Founded by College of Education alumna Judith Dullnig, the Women’s Storybook Project records mothers reading books and sends the recordings to their children. Founded in 2003, the organization works exclusively in Texas’ female prisons, Dullnig said.
The program admits mothers of children ages 12 and under who display good behavior for 90 consecutive days regardless of what crime the mother committed, Dullnig said. She said the program is as important for the mothers as it is for their children.
“If anything should happen and (the mother) does something wrong within the prison system, then she is automatically out of our program,” Dullnig said. “They’re motivated to be good, to have good behavior and to stay in it.”
Over the past 35 years, the number of women incarcerated in Texas has grown 700%, said Women’s Storybook Project executive director Jill Gonzalez, also a graduate of the College of Education. She said the organization works with nine Texas female prisons, and their goal is to eventually work with the remaining two in Texas.
The program lasts four months, and mothers are allowed to read a different book each month for each of their children, Gonzalez said.

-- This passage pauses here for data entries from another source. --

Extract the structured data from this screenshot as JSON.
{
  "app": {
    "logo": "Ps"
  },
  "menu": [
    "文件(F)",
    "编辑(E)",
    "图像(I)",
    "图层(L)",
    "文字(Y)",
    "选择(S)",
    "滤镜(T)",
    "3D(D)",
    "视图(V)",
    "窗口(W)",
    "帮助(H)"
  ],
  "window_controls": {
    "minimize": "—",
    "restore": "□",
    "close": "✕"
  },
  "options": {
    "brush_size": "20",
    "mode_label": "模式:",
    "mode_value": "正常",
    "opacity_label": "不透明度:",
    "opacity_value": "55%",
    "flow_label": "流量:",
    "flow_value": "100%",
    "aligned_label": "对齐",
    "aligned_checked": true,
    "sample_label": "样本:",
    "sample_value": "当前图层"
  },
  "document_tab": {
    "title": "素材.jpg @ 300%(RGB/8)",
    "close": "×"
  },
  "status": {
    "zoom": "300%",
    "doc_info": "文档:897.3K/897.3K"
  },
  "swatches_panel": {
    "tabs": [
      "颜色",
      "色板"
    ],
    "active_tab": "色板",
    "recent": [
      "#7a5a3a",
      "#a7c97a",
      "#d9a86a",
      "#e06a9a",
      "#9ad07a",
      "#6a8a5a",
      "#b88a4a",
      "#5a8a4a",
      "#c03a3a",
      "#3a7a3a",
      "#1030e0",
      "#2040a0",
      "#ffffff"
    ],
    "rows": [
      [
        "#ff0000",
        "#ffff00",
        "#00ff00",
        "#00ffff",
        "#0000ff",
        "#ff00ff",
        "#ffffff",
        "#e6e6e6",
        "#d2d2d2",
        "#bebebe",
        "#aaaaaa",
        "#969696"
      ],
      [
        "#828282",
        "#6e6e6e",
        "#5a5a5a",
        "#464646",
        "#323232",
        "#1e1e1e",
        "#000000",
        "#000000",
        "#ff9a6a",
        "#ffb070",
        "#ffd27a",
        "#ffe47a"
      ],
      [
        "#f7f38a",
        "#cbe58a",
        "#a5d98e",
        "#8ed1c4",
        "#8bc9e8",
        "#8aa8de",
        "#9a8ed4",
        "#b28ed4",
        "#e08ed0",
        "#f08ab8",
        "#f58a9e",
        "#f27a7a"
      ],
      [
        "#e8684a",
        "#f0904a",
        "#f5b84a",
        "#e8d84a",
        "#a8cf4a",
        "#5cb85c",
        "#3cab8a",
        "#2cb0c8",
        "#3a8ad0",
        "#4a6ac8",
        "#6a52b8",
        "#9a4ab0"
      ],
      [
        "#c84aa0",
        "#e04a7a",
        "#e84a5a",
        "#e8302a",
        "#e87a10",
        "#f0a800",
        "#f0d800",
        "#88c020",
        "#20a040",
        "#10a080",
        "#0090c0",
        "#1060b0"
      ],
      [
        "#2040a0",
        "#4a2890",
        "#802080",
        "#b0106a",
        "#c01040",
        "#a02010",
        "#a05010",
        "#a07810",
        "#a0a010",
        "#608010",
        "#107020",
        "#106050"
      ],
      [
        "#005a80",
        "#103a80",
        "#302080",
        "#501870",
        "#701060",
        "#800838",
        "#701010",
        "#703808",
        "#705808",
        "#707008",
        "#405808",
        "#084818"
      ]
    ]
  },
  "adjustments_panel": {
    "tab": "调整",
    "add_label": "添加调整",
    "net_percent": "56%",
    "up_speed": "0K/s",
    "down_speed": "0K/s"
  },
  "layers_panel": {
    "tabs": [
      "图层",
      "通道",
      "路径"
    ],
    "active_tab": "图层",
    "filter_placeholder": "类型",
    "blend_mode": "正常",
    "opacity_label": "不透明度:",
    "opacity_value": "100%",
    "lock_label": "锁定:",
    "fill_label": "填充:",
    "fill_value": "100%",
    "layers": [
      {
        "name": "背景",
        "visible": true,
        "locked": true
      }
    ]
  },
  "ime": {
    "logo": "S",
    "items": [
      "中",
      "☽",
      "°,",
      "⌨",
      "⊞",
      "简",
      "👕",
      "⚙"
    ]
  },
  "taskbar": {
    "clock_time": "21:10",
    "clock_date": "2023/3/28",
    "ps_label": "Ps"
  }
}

She said the mothers get 10 minutes to read and then have the chance to write a message inside the book for their children to see.
Gonzalez said the people she met at the College of Education helped her become a continual learner, and she said she has a passion for connecting children and families through books.
“Children’s books are an amazing vehicle for teaching, for connecting, for helping people learn valuable life lessons and connect with each other,” Gonzalez said. “It’s so impactful for these moms and then for the children and families.”
Bilingual education sophomore Mireya Reyna said organizations such as the Women’s Storybook Project show the different ways you can help children in the education field.
“It’s really inspiring because it shows you can be an advocate for children in their education outside of the teaching environment,” Reyna said. “Knowing that you can do so much with your degree outside of the classroom is really big because you can be an advocate in several ways.”
Editor's Note: A previous version of this article incorrectly reported that the number of women incarcerated in Texas has grown by 200% instead of 700%. The Texan regrets this error.